Remote teams struggle with scattered communication, timezone confusion, notification overload, and no single place to track work. FLUX is a unified, human-centered platform that brings clarity, connection, and control back to distributed workflows — without overwhelming users with complexity.
FLUX is a personal project exploring what a human-centered productivity platform could look like for remote teams — one that brings together communication, scheduling, and task tracking without the noise that most async tools accumulate.
The project spans user research, information architecture, and mobile UI design, built around the core tension between staying connected and staying focused across timezones.
Distributed teams shared a common set of problems: scattered communications, timezone confusion, fragmented tools, and inconsistent documentation. Project updates were lost across multiple platforms, important context buried in long chat logs, and scheduling meetings across time zones often led to miscommunication.
Design a unified, human-centered platform that could bring clarity, connection, and control back to remote workflows — without overwhelming users with complexity.
I interviewed eight remote professionals across product, design, marketing, and engineering. Several core themes emerged.
Juggling multiple platforms for chat, meetings, and task updates drains focus and increases the risk of missing key information.
Scheduling across time zones creates delays and misunderstandings, often leading to missed updates or late responses.
In most tools, threaded discussions grow unwieldy over time, making it difficult to trace decisions, find context, or onboard new collaborators.
Users wanted features like summarization or task extraction — but were cautious about automation that felt opaque or uncontrollable.
A review of existing tools revealed a clear gap in solutions that effectively balance asynchronous clarity, human connection, and centralized control — especially for distributed teams. Slack, Notion, and Teams each address parts of the remote workflow, but none offer a seamless experience across communication, task management, and timezone coordination.

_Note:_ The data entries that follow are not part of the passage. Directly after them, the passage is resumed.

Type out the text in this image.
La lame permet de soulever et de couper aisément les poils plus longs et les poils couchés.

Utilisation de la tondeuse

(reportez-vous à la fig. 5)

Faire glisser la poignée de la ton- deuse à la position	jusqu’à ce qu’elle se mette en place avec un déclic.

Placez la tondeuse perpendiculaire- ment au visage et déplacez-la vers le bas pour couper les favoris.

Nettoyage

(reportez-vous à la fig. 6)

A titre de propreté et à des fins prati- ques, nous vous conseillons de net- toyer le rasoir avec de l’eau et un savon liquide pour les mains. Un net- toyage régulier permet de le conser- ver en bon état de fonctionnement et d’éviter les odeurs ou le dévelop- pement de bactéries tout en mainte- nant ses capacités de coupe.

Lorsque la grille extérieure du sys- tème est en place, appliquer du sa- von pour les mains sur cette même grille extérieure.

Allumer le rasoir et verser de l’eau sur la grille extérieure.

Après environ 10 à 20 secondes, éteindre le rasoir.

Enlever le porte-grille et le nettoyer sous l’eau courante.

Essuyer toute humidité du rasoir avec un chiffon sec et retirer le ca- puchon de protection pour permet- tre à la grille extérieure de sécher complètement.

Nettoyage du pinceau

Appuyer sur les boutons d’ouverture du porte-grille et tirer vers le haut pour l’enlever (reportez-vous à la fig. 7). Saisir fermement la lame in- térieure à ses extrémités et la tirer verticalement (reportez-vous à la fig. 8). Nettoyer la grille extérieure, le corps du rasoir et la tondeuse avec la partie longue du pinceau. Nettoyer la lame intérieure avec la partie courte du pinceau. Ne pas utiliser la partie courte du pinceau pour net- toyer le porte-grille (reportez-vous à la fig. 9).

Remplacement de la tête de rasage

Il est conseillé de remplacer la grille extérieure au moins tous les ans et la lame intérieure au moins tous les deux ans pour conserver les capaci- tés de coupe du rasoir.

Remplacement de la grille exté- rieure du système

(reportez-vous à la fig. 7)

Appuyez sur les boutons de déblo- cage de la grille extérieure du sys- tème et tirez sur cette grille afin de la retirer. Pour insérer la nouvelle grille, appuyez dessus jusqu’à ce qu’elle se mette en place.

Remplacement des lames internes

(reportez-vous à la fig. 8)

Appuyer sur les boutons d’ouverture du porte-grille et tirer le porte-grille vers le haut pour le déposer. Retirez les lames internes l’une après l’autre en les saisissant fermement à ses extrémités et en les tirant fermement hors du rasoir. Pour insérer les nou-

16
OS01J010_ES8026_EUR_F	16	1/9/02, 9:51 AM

FLUX is uniquely positioned to fill this gap by integrating Smart Threads, Timezone Awareness, and a built-in calling and support system — delivering on the core values of clarity, connection, and control.

Cut through scattered tools and noise. Surface what matters first.
Make async feel human — across time zones, threads, and screens.
Keep the human in the loop. AI assists; people decide.
FLUX is organized around four main pages. Each section branches into key features that support remote teams in managing async clarity, centralized control, and meaningful collaboration.
When a discussion becomes lengthy or complex, users tap "Show Summary" to instantly surface a concise recap of the key points — without losing the underlying thread.
Set thread status — Open, In review, Resolved — so collaborators see the state of a conversation at a glance, no scroll-back required.
Highlight content from docs or notes and share it in chat as a clickable reference — keeping discussions traceable and source-linked.
Shows a teammate's local time on hover, making cross-timezone coordination effortless and unobtrusive.
Bring specific chat messages into a thread so teams can centralize discussion history. Context isn't lost across channels.
Captures meeting discussions into linked, summarized notes with key points and action items. Users can disable AI summarization anytime, maintaining human control and verification.
FLUX was deeply personal — built from my own experience working remotely during my second internship. I realized how often things get lost across tools, time zones, and threads.
Through this project I learned to design for asynchronous team dynamics, prioritize clarity and focus, and balance AI support with human control.
A professor I tested with suggested incorporating team “pulse” features — a reminder that even in async environments, emotional insight and alignment matter just as much as productivity.
The next iteration of FLUX would lean further into that signal: not more tools, but more care embedded in the ones that already exist.